Getting to 23 November
Paul Waterson, CEO of Australian Venue Co (AVC), welcomed the new support grants aimed at licenced venues, and said they would be most beneficial to smaller venues to get them through the short-term period before re-opening can begin.
“Previously I’ve said the cost of keeping our venues closed is about $2000 per day – for smaller operators that would be less given that rent is a fair component of that. So the [grant] amount is quite substantial, it’s timely and it will help bridge this last couple of months for anyone who is on a knife’s edge; and I know talking to other operators that there are a lot of pubs that are on a knife’s edge. So hopefully for some people this will be the difference between being able to open again and not.”
With the first stages of re-opening revolving mainly around outdoor dining, Waterson believes that the grants can also be used for setting up the right infrastructure for an outdoors offering. For CBD-based venues, Waterson says the industry has been having very productive conversations with the City Of Melbourne to create an outdoor dining model similar to what has been created in New York recently.
“There’s quite substantial discussions with Melbourne City Council about how that would work, and they’ve been incredibly engaging so we’ve been quite grateful to them. They’ve been very helpful, to the extent of looking at where we might be able to close off roads and create spaces around CBD-based venues.”

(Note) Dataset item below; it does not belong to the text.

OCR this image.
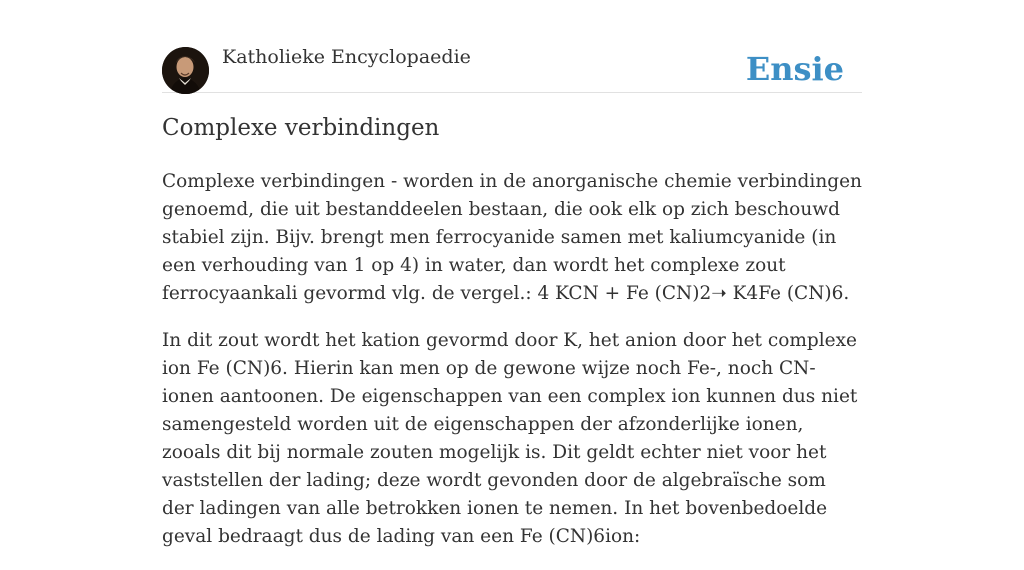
Katholieke Encyclopaedie	Ensie
Complexe verbindingen

Complexe verbindingen - worden in de anorganische chemie verbindingen genoemd, die uit bestanddeelen bestaan, die ook elk op zich beschouwd stabiel zijn. Bijv. brengt men ferrocyanide samen met kaliumcyanide (in een verhouding van 1 op 4) in water, dan wordt het complexe zout ferrocyaankali gevormd vlg. de vergel.: 4 KCN + Fe (CN)2➝ K4Fe (CN)6.

In dit zout wordt het kation gevormd door K, het anion door het complexe ion Fe (CN)6. Hierin kan men op de gewone wijze noch Fe-, noch CN-ionen aantoonen. De eigenschappen van een complex ion kunnen dus niet samengesteld worden uit de eigenschappen der afzonderlijke ionen, zooals dit bij normale zouten mogelijk is. Dit geldt echter niet voor het vaststellen der lading; deze wordt gevonden door de algebraïsche som der ladingen van alle betrokken ionen te nemen. In het bovenbedoelde geval bedraagt dus de lading van een Fe (CN)6ion:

Once a CBD model for outdoor dining has been finalised, Waterson hopes the industry can then engage with other LGAs about similar prospects.
“We’re going to have to do it in order to get capacity, because in the absence of indoor dining before 23 November, it’s really quite concerning for what is obviously the peak time of year.”
Review of capacity restrictions
While the financial support has been welcomed, the industry is still crying out for a review of the new three-month roadmap to re-opening, with operators clamouring to re-open sooner.
“Health is the priority, we all agree on this. But the roadmap only leaves us with hope, which doesn’t give us enough motivation to keep going. It’s a delayed, unworkable roadmap based on zero averages after constantly changing goal posts from social distancing measures, numbers, formulas, maximum people per room vs space,” commented Leisa and Ryan Wheatland, owners of the Bush Hotel in Toorak.
There is also some concern that getting to the 14-day averages that would allow the industry to move from one step to another would take longer than the current timeline the Government has outlaid.
“It just seems a long way away from where we are to have less than five cases a week over a two-week period by the end of October in order to even open outdoors – considering that Sydney has been doing 8-10 [cases per day] and managing it quite well,” stated Waterson.
Besides the financial toll, the other concern is that staff at a venue level are leaving the industry in Melbourne in significant numbers, looking for work in sectors they believe to be more secure.
“We have staff leaving the industry in droves. It’s been six months, and in the current timelines, it could be nine months to a year. Who else could withstand that?” questioned Sand Hill Road director Andy Mullins.
At AVC, the company immediately lost 20 per cent of its workforce when the pandemic started, as most visa holders who were not eligible for JobKeeper left the country. But since then, staff in Melbourne have been moving to different sectors or cities.
“We’ve had five venue managers alone who have made the decision to move to Queensland, for example. So you’ve already got a flight from Melbourne to other locations and its hard to see how you’re going to attract people from outside Melbourne to the city’s hospitality sector, certainly in the short to medium-term,” stated Waterson.
Victoria’s hospitality operators continue to urge the Government to reconsider its re-opening plan and engage with the industry in more meaningful consultations.